你还需要把训练集进行分割，分割出 Valid 集

由于本任务数据的特殊性，可以直接使用 ImageFolder ，而不需要单独设计 Dataset 类，因此先定义 transforms, 参阅 https://pytorch.org/tutorials/beginner/basics/transforms_tutorial.html 。

In [3]:
import torch
from torchvision import transforms

transform_labeled = transforms.Compose(
    [
        transforms.Resize((64,64)),
        transforms.ToTensor()
    ]
) #!TODO: rewrite this statement

label2onehot = transforms.Lambda(lambda y: torch.zeros(
    NUM_CLASSES, dtype=torch.float).scatter_(dim=0, index=torch.tensor(y), value=1))

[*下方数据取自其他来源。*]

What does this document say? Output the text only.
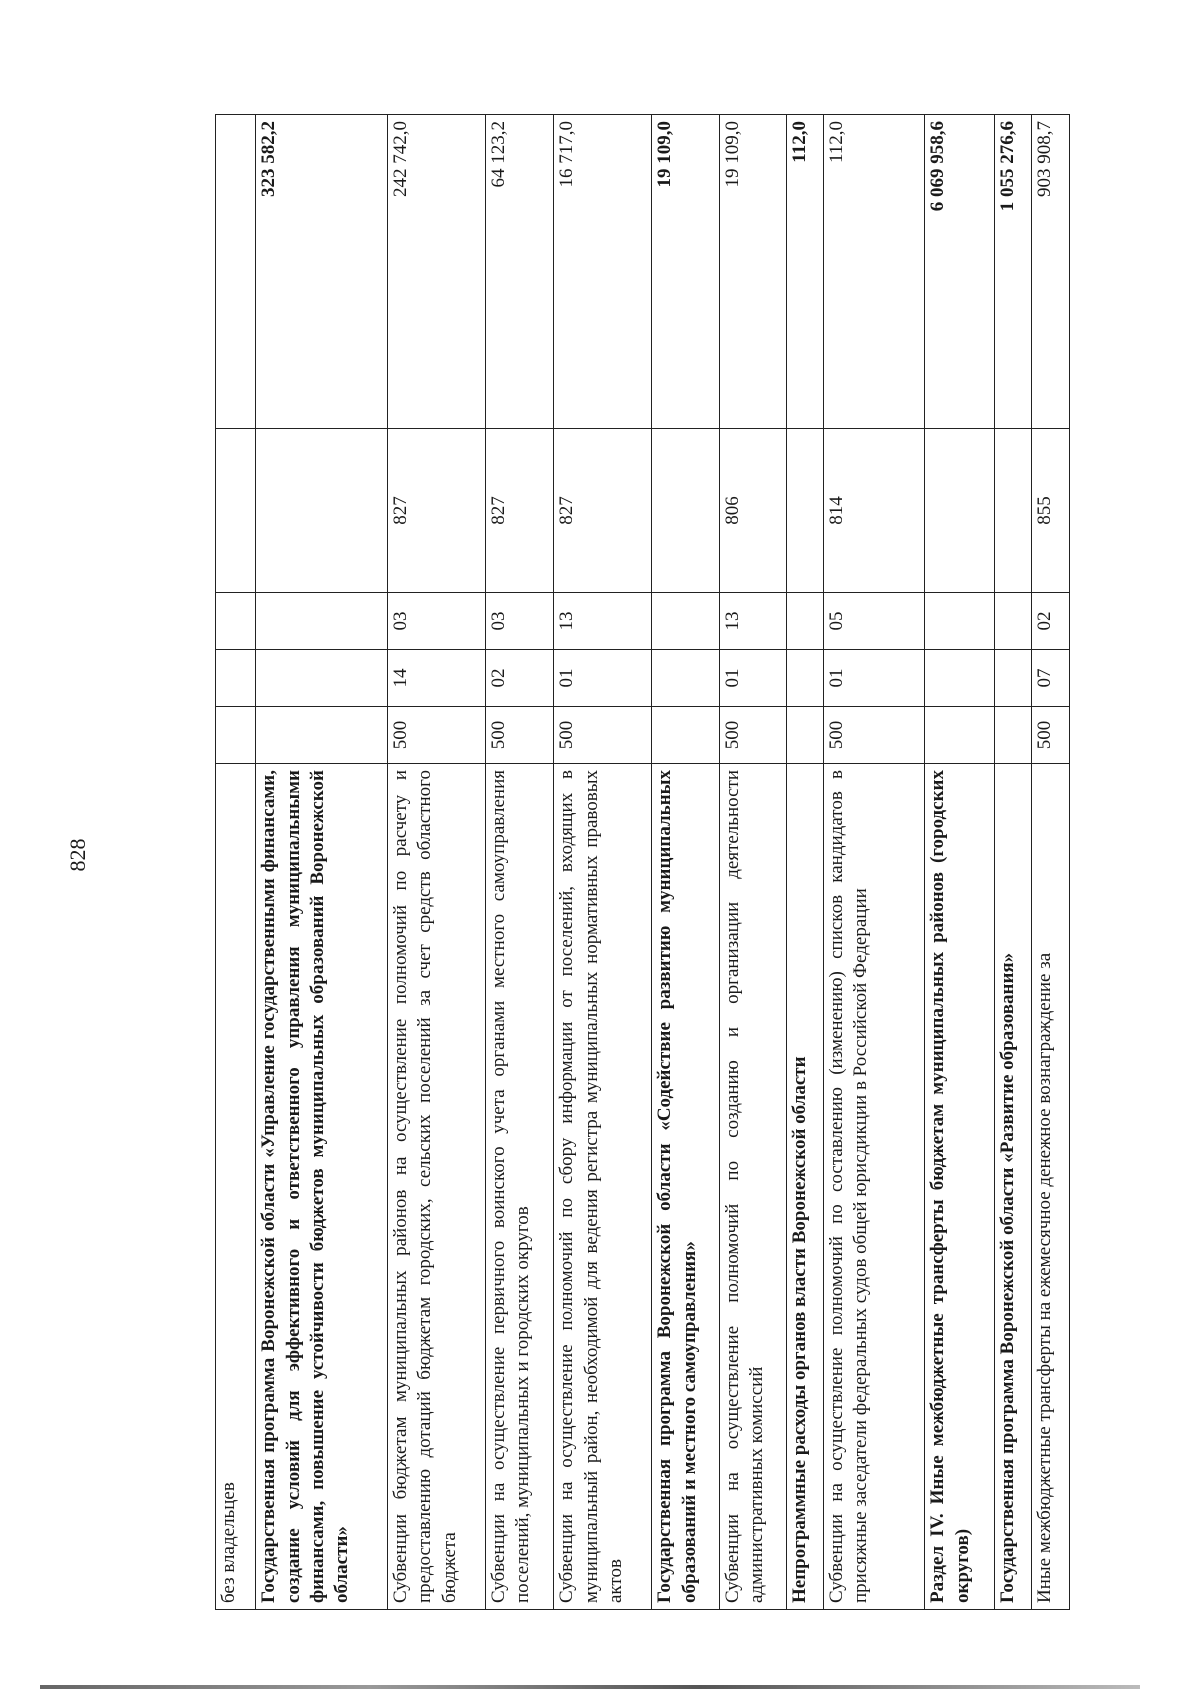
828
без владельцев					
Государственная программа Воронежской области «Управление государственными финансами, создание условий для эффективного и ответственного управления муниципальными финансами, повышение устойчивости бюджетов муниципальных образований Воронежской области»					323 582,2
Субвенции бюджетам муниципальных районов на осуществление полномочий по расчету и предоставлению дотаций бюджетам городских, сельских поселений за счет средств областного бюджета	500	14	03	827	242 742,0
Субвенции на осуществление первичного воинского учета органами местного самоуправления поселений, муниципальных и городских округов	500	02	03	827	64 123,2
Субвенции на осуществление полномочий по сбору информации от поселений, входящих в муниципальный район, необходимой для ведения регистра муниципальных нормативных правовых актов	500	01	13	827	16 717,0
Государственная программа Воронежской области «Содействие развитию муниципальных образований и местного самоуправления»					19 109,0
Субвенции на осуществление полномочий по созданию и организации деятельности административных комиссий	500	01	13	806	19 109,0
Непрограммные расходы органов власти Воронежской области					112,0
Субвенции на осуществление полномочий по составлению (изменению) списков кандидатов в присяжные заседатели федеральных судов общей юрисдикции в Российской Федерации	500	01	05	814	112,0
Раздел IV. Иные межбюджетные трансферты бюджетам муниципальных районов (городских округов)					6 069 958,6
Государственная программа Воронежской области «Развитие образования»					1 055 276,6
Иные межбюджетные трансферты на ежемесячное денежное вознаграждение за	500	07	02	855	903 908,7
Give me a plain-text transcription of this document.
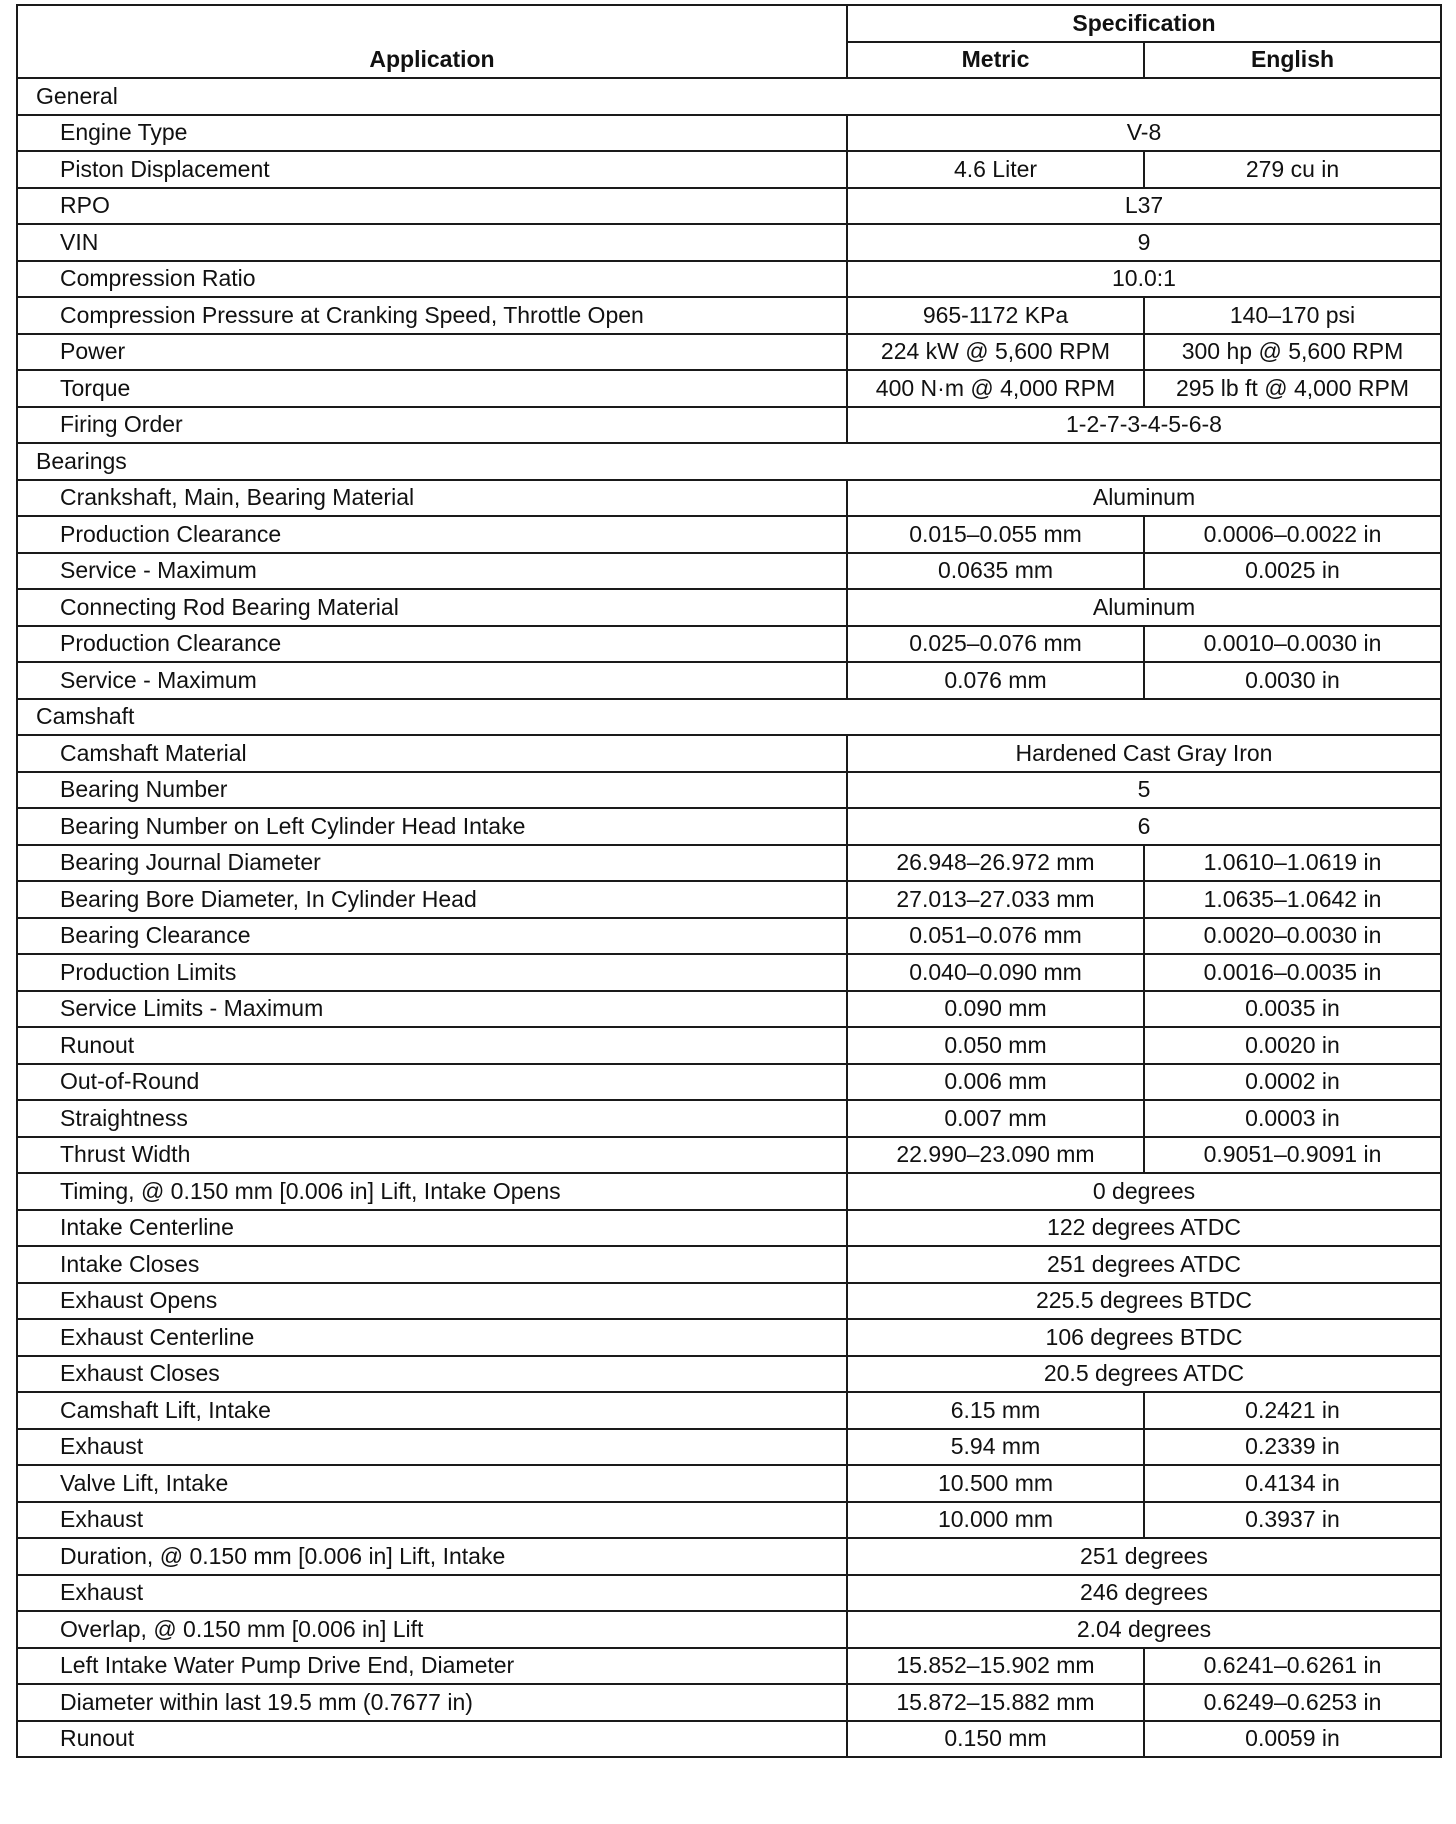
Application	Specification	
	Metric	English
General		
Engine Type	V-8	
Piston Displacement	4.6 Liter	279 cu in
RPO	L37	
VIN	9	
Compression Ratio	10.0:1	
Compression Pressure at Cranking Speed, Throttle Open	965-1172 KPa	140–170 psi
Power	224 kW @ 5,600 RPM	300 hp @ 5,600 RPM
Torque	400 N·m @ 4,000 RPM	295 lb ft @ 4,000 RPM
Firing Order	1-2-7-3-4-5-6-8	
Bearings		
Crankshaft, Main, Bearing Material	Aluminum	
Production Clearance	0.015–0.055 mm	0.0006–0.0022 in
Service - Maximum	0.0635 mm	0.0025 in
Connecting Rod Bearing Material	Aluminum	
Production Clearance	0.025–0.076 mm	0.0010–0.0030 in
Service - Maximum	0.076 mm	0.0030 in
Camshaft		
Camshaft Material	Hardened Cast Gray Iron	
Bearing Number	5	
Bearing Number on Left Cylinder Head Intake	6	
Bearing Journal Diameter	26.948–26.972 mm	1.0610–1.0619 in
Bearing Bore Diameter, In Cylinder Head	27.013–27.033 mm	1.0635–1.0642 in
Bearing Clearance	0.051–0.076 mm	0.0020–0.0030 in
Production Limits	0.040–0.090 mm	0.0016–0.0035 in
Service Limits - Maximum	0.090 mm	0.0035 in
Runout	0.050 mm	0.0020 in
Out-of-Round	0.006 mm	0.0002 in
Straightness	0.007 mm	0.0003 in
Thrust Width	22.990–23.090 mm	0.9051–0.9091 in
Timing, @ 0.150 mm [0.006 in] Lift, Intake Opens	0 degrees	
Intake Centerline	122 degrees ATDC	
Intake Closes	251 degrees ATDC	
Exhaust Opens	225.5 degrees BTDC	
Exhaust Centerline	106 degrees BTDC	
Exhaust Closes	20.5 degrees ATDC	
Camshaft Lift, Intake	6.15 mm	0.2421 in
Exhaust	5.94 mm	0.2339 in
Valve Lift, Intake	10.500 mm	0.4134 in
Exhaust	10.000 mm	0.3937 in
Duration, @ 0.150 mm [0.006 in] Lift, Intake	251 degrees	
Exhaust	246 degrees	
Overlap, @ 0.150 mm [0.006 in] Lift	2.04 degrees	
Left Intake Water Pump Drive End, Diameter	15.852–15.902 mm	0.6241–0.6261 in
Diameter within last 19.5 mm (0.7677 in)	15.872–15.882 mm	0.6249–0.6253 in
Runout	0.150 mm	0.0059 in
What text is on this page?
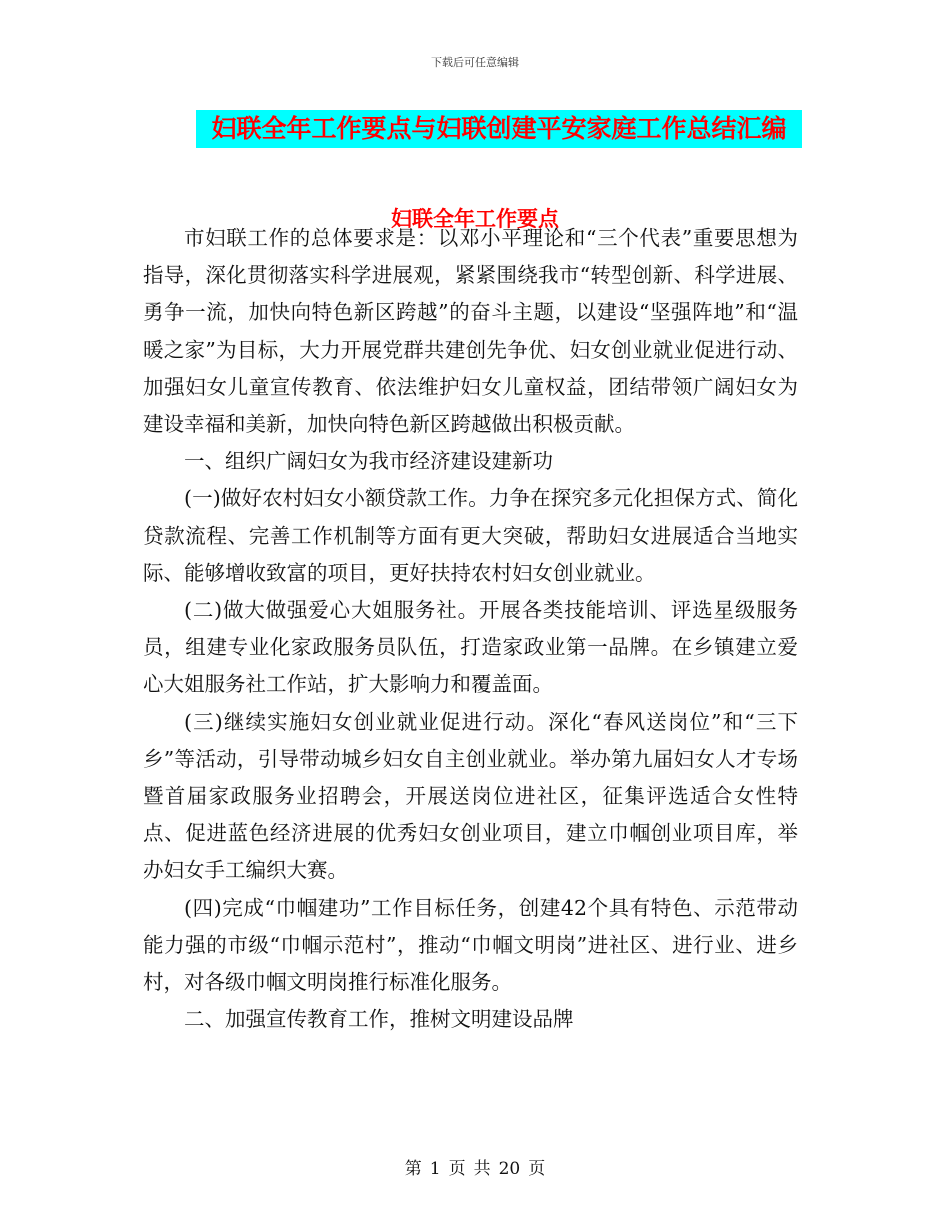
下载后可任意编辑
妇联全年工作要点与妇联创建平安家庭工作总结汇编
妇联全年工作要点

市妇联工作的总体要求是：以邓小平理论和“三个代表”重要思想为指导，深化贯彻落实科学进展观，紧紧围绕我市“转型创新、科学进展、勇争一流，加快向特色新区跨越”的奋斗主题，以建设“坚强阵地”和“温暖之家”为目标，大力开展党群共建创先争优、妇女创业就业促进行动、加强妇女儿童宣传教育、依法维护妇女儿童权益，团结带领广阔妇女为建设幸福和美新，加快向特色新区跨越做出积极贡献。

一、组织广阔妇女为我市经济建设建新功

(一)做好农村妇女小额贷款工作。力争在探究多元化担保方式、简化贷款流程、完善工作机制等方面有更大突破，帮助妇女进展适合当地实际、能够增收致富的项目，更好扶持农村妇女创业就业。

(二)做大做强爱心大姐服务社。开展各类技能培训、评选星级服务员，组建专业化家政服务员队伍，打造家政业第一品牌。在乡镇建立爱心大姐服务社工作站，扩大影响力和覆盖面。

(三)继续实施妇女创业就业促进行动。深化“春风送岗位”和“三下乡”等活动，引导带动城乡妇女自主创业就业。举办第九届妇女人才专场暨首届家政服务业招聘会，开展送岗位进社区，征集评选适合女性特点、促进蓝色经济进展的优秀妇女创业项目，建立巾帼创业项目库，举办妇女手工编织大赛。

(四)完成“巾帼建功”工作目标任务，创建42个具有特色、示范带动能力强的市级“巾帼示范村”，推动“巾帼文明岗”进社区、进行业、进乡村，对各级巾帼文明岗推行标准化服务。

二、加强宣传教育工作，推树文明建设品牌

第 1 页 共 20 页
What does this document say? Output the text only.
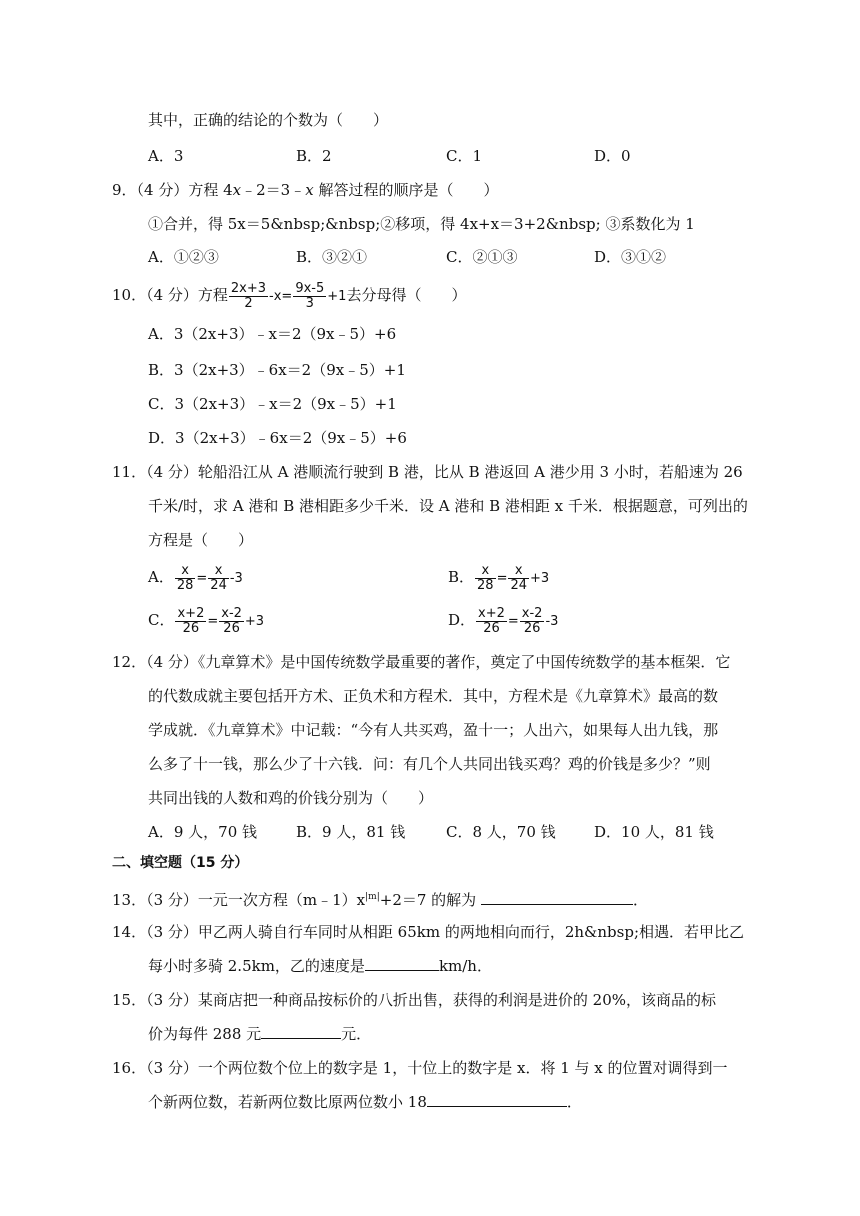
其中，正确的结论的个数为（　　）
A．3	B．2	C．1	D．0
9．（4 分）方程 4x﹣2＝3﹣x 解答过程的顺序是（　　）
①合并，得 5x＝5&nbsp;&nbsp;②移项，得 4x+x＝3+2&nbsp; ③系数化为 1
A．①②③	B．③②①	C．②①③	D．③①②
10．（4 分）方程 $\frac{2x+3}{2} -x= \frac{9x-5}{3} +1$去分母得（　　）
A．3（2x+3）﹣x＝2（9x﹣5）+6
B．3（2x+3）﹣6x＝2（9x﹣5）+1
C．3（2x+3）﹣x＝2（9x﹣5）+1
D．3（2x+3）﹣6x＝2（9x﹣5）+6
11．（4 分）轮船沿江从 A 港顺流行驶到 B 港，比从 B 港返回 A 港少用 3 小时，若船速为 26
千米/时，求 A 港和 B 港相距多少千米．设 A 港和 B 港相距 x 千米．根据题意，可列出的
方程是（　　）
A． $\frac{x}{28} = \frac{x}{24} -3$	B． $\frac{x}{28} = \frac{x}{24} +3$
C． $\frac{x+2}{26} = \frac{x-2}{26} +3$	D． $\frac{x+2}{26} = \frac{x-2}{26} -3$
12．（4 分）《九章算术》是中国传统数学最重要的著作，奠定了中国传统数学的基本框架．它
的代数成就主要包括开方术、正负术和方程术．其中，方程术是《九章算术》最高的数
学成就．《九章算术》中记载：“今有人共买鸡，盈十一；人出六，如果每人出九钱，那
么多了十一钱，那么少了十六钱．问：有几个人共同出钱买鸡？鸡的价钱是多少？”则
共同出钱的人数和鸡的价钱分别为（　　）
A．9 人，70 钱	B．9 人，81 钱	C．8 人，70 钱	D．10 人，81 钱
二、填空题（15 分）
13．（3 分）一元一次方程$(m﹣1)x^{|m|}+2=7$ 的解为	．
14．（3 分）甲乙两人骑自行车同时从相距 65km 的两地相向而行，2h&nbsp;相遇．若甲比乙
每小时多骑 2.5km，乙的速度是	km/h．
15．（3 分）某商店把一种商品按标价的八折出售，获得的利润是进价的 20%，该商品的标
价为每件 288 元	元．
16．（3 分）一个两位数个位上的数字是 1，十位上的数字是 x．将 1 与 x 的位置对调得到一
个新两位数，若新两位数比原两位数小 18	．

transform_val = None #!TODO: rewrite this statement

In [4]:
import os
from torchvision.datasets import VisionDataset
from PIL import Image

class TEST(VisionDataset):
    def __init__(self,root, transform, target_transform):
        self.img_dir = root
        self.transform = transform
        self.target_transform = target_transform
        self.samples = os.listdir(self.img_dir)

    def __len__(self):
        
        return len(self.samples)

    def __getitem__(self, index):
        img_path = os.path.normpath(os.path.join(self.img_dir, self.samples[index]))
        with open(img_path, "rb") as f:
            img = Image.open(f).convert("RGB")
        if self.transform:
            img = self.transform(img)
        return img

将训练、测试集读入 DataLoader

In [10]:
import os

from torchvision.datasets import ImageFolder, VisionDataset
from torch.utils.data import DataLoader

data_path = 'Animals/Animals_Dataset' #@param
batch_size = 16 #@param
num_workers = 0 #@param

train_path = os.path.normpath((os.path.join(data_path, 'train')))
test_path = os.path.normpath((os.path.join(data_path, 'test')))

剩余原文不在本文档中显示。